There are multiple dimensions to the unfolding expansion of the war.
The latest escalation resulting in US-UK missile attacks on Yemen requires analysis of another player’s role: Russia, and its political tactics.
It was quite clear that the UN Security Council resolution passed on January 11 was a prelude to initiating aggression against Yemen.
What was surprising is the fact that China, and more particularly Russia, did not block the UN resolution since its primary aim was to advance the western imperialist agenda.
There are likely two rationales as to why Russia did not use its veto.
The first is that Moscow wants to trap the US and its surrogates in a quagmire in the region.
From Kremlin’s perspective, if an enemy wants to commit blunder, why create obstacles in its way?
There is no better place to create a strategic geopolitical quagmire for western interests in the region than Yemen.
If Yemen and the Red Sea become a theater of expanded military operations, western economies and the regional western security architecture will be weakened further.
In this scenario, adversaries of western regimes and Israel do not need to outperform the US and its surrogates.
They simply need to keep the Red See and Bab al-Mandab hot enough to exert pressure on western and Israeli economies, as they are already doing, and inflict financial losses on them.
Once the Yemeni front heats up, Russia will also be able to supply Sana’a with much-needed hardware to create a “Ukraine” type of headache for western geopolitical interests in a strategically important region.
This will result in concrete leverages for Russia over its western opponents in the region.
The second rationale is likely rooted in Moscow signalling to western regimes that it is still willing to retain some form of western global order in place, provided its interests are accommodated.
By playing along with western political gimmicks at the UN, Russia is indicating that it is open to negotiations.
Moscow likely wanted to hint that NATO regimes should not view Russia as an implacable foe determined to overturn the western global order in its entirety.

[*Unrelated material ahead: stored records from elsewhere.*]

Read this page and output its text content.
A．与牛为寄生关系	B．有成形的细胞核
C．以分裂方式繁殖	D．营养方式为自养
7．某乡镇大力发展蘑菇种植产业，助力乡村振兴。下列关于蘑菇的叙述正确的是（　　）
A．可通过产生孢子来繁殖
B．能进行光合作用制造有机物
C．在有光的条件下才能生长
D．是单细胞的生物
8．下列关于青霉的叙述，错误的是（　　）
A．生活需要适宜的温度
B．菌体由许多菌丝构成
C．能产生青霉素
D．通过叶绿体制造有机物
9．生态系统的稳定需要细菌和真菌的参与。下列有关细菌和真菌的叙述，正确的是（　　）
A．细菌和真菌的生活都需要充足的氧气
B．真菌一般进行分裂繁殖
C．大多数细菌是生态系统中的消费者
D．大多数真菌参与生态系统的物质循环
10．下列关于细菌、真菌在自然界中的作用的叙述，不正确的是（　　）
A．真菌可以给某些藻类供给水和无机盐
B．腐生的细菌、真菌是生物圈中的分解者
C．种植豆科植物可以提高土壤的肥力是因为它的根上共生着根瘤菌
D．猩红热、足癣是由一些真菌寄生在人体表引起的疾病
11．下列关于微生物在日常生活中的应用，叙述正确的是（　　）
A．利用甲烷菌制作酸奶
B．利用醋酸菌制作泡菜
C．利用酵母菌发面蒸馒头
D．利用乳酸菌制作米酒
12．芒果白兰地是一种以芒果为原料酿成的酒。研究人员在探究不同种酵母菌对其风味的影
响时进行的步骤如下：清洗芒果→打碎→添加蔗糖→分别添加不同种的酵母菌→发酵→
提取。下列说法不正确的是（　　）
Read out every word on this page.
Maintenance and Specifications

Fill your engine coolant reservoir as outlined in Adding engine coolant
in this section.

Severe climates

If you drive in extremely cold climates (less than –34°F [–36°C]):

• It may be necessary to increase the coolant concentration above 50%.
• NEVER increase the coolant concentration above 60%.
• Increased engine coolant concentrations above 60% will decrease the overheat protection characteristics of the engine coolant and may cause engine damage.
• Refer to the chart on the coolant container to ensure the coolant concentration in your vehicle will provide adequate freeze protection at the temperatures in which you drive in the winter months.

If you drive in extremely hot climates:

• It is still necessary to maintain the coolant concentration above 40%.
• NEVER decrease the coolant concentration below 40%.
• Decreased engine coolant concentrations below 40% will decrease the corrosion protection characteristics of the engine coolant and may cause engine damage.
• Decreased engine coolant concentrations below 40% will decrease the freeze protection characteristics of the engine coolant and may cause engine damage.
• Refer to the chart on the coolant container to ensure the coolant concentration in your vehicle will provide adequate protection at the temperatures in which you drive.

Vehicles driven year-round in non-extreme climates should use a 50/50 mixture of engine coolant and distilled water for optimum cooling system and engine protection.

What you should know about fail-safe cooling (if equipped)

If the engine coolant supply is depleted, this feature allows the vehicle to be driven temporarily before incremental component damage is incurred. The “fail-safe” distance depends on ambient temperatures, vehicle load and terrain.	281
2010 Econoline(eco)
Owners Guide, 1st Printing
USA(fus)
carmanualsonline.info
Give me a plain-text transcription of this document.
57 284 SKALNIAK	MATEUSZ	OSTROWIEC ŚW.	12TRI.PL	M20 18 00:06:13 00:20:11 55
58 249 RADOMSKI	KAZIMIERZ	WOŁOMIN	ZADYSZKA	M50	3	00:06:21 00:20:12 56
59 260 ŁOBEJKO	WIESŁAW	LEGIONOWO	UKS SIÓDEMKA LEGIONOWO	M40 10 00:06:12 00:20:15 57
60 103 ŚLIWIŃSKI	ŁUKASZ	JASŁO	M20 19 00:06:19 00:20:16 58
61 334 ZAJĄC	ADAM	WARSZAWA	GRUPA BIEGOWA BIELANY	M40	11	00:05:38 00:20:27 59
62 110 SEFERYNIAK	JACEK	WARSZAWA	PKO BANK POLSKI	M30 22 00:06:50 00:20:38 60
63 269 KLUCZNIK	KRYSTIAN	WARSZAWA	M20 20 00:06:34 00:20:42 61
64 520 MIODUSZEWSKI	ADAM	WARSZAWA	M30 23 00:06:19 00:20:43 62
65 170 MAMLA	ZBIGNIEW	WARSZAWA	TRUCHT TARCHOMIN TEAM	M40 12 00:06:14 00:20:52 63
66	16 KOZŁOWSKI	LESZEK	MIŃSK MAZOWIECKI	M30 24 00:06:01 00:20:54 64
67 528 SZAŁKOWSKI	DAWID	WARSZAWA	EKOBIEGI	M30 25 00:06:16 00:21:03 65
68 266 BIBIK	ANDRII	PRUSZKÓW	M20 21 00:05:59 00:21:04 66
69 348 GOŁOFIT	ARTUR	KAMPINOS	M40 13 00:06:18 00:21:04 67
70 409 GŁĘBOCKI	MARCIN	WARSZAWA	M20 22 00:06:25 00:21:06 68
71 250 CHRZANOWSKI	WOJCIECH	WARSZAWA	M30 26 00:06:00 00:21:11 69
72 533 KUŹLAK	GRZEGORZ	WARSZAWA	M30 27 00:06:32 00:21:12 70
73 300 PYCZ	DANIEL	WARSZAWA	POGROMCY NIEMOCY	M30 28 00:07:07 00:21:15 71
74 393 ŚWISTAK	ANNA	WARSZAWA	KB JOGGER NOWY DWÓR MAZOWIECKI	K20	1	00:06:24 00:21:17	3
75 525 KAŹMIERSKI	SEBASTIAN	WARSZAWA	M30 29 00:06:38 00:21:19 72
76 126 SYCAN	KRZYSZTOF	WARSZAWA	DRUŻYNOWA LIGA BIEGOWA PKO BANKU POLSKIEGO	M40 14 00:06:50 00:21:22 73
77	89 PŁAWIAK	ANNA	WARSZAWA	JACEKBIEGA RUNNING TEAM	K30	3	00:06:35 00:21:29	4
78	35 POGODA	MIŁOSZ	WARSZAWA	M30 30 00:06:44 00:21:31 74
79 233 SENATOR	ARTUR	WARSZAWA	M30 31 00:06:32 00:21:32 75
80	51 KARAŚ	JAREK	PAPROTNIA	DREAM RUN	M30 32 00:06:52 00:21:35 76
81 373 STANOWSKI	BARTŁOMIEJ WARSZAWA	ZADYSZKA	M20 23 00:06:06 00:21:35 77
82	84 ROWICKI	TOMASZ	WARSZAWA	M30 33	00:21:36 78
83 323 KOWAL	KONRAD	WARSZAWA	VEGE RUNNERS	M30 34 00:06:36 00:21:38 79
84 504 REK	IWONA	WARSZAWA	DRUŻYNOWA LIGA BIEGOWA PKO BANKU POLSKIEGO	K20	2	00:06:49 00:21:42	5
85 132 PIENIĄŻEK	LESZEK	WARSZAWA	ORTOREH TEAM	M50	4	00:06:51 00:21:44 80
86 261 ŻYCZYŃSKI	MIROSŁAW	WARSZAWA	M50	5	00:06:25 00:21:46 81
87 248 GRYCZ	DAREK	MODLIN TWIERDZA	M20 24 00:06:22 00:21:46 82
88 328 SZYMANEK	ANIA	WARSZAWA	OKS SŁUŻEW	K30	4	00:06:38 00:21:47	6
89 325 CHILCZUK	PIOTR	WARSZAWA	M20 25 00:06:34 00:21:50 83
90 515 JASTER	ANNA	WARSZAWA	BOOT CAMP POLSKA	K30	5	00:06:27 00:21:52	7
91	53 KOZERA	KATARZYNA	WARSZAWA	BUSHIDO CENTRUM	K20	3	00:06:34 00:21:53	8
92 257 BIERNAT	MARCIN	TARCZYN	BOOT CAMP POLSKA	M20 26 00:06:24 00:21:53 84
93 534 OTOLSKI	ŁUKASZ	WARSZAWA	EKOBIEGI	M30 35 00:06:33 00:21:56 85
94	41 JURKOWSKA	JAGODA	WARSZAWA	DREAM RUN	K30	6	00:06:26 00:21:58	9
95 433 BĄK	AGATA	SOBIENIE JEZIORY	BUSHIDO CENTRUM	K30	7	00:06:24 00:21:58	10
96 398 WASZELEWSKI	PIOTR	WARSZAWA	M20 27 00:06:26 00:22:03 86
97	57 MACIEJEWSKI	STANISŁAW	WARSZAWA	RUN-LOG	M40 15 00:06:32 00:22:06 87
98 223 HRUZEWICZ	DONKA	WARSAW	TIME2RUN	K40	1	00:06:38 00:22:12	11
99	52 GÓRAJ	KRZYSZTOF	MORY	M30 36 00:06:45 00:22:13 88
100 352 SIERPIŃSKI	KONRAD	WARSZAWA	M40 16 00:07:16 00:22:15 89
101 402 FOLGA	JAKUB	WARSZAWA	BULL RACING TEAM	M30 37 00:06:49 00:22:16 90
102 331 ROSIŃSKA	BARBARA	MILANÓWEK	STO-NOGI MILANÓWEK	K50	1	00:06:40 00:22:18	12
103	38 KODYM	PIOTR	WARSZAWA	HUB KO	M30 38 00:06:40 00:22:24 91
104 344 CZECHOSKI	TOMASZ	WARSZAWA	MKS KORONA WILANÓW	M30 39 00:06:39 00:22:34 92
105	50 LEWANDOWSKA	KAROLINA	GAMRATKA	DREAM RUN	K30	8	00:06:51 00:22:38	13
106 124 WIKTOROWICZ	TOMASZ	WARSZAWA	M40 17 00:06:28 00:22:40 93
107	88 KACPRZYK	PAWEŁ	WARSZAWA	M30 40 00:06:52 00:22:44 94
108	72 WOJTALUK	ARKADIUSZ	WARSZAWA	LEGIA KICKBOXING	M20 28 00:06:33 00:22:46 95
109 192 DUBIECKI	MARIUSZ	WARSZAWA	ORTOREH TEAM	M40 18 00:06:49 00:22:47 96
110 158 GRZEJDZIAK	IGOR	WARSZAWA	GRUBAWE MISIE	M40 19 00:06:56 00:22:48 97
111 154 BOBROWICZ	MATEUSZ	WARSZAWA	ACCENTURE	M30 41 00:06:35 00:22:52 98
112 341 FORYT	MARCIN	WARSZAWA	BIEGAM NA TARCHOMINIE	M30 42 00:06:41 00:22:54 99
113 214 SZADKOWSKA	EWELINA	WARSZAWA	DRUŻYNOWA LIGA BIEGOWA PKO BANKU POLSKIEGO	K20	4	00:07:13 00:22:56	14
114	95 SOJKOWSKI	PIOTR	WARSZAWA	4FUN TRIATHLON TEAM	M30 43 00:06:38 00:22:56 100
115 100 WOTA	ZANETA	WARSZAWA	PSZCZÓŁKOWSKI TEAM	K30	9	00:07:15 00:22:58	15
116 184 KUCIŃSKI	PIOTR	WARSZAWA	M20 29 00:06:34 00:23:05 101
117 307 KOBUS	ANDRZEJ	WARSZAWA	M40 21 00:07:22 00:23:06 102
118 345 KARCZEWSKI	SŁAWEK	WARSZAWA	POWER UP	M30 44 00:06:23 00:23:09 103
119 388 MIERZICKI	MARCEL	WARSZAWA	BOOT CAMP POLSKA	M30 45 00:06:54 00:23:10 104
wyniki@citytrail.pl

It is most likely a combination of the two factors which prompted Russia not to veto the UN Security Council resolution that essentially provides political cover for one more western military aggression in West Asia.
Whatever its motives, Russia’s inaction at the Security Council will likely damage its reputation among the masses in West Asia.
It is also a sobering wakeup call for many Muslims.
It is another signal that in the emerging multipolar global order, Muslim states should formulate a political and economic strategy without being significantly attached to non-Islamic poles of influence.
This applies equally to the committed Muslims as well as to those that are only nominal Muslims.